Furthermore, it’s a trend that analysts don’t foresee waning anytime soon.

“Absent a significant increase in mortgage rates or a Covid resurgence, it is hard to imagine what could cause lumber demand to drop and prices to moderate in the foreseeable future,” said Eric Cremers, chief executive of PotlatchDeltic Corp., which owns timberland and mills in Idaho, Arkansas, Michigan, and Minnesota.

Thus far, it’s been a seller’s market as home supply cannot keep up with demand.

As for PKB, it seeks to track the investment results of the Dynamic Building & Construction IntellidexSM Index. The fund generally will invest at least 90% of its total assets in the securities that comprise the underlying intellidex.

The underlying intellidex is composed of common stocks of U.S. building and construction companies. These companies are engaged primarily in providing construction and related engineering services for building and remodeling residential properties, commercial or industrial buildings, etc.

The fund is up 110% the past year and still climbing. So far in 2021, it’s up almost 30%.

PKB Chart

An Explosion in Wood Prices

Social distancing regulations amid the pandemic has made homes the live-work dwellings for many individuals. As mentioned, more homeowners are renovating their current homes, which plays into also profits for companies like Home Depot.

Home Depot is one of the top holdings of PKB at about 6% of the fund’s assets.

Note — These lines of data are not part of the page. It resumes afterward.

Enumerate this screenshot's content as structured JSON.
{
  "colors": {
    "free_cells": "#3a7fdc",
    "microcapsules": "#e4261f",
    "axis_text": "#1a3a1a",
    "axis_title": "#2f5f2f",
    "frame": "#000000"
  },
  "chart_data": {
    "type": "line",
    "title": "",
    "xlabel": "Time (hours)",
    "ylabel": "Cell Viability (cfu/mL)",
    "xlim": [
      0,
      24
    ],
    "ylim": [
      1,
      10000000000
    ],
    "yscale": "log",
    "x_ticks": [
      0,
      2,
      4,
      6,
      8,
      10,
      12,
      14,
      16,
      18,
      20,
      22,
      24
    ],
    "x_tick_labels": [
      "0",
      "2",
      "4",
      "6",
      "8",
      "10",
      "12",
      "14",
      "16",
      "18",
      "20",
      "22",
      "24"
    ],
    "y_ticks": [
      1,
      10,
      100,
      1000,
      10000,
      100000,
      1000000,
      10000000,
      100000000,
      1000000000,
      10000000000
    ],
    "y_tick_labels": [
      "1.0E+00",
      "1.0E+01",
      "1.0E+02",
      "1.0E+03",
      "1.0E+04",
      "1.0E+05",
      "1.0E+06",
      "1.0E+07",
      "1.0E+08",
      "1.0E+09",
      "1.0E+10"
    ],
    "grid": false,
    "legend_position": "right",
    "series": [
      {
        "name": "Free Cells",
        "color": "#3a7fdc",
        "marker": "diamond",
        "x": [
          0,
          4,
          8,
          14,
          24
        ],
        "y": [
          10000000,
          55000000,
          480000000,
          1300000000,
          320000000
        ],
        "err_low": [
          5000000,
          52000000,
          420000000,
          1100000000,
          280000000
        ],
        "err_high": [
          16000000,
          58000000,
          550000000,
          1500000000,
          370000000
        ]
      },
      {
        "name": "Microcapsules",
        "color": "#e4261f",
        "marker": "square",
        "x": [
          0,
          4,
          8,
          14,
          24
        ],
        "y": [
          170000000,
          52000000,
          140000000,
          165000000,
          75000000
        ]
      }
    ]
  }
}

The biggest winners, however, have been sawmill companies.

“These companies have emerged as the biggest beneficiaries of the wood boom.,” the WSJ article said further. “They are feasting on a glut of cheap pine trees in the U.S. South while their finished products like lumber and plywood are flying off hardware-store shelves and being bid up by home builders.”

“Lumber futures delivery later this month ended Monday at $1,575.60 per thousand board feet, a record and more than four times the typical price this time of year,” the article added. “Futures rose by the daily maximum allowed by the Chicago Mercantile Exchange during nine of April’s 21 trading sessions.”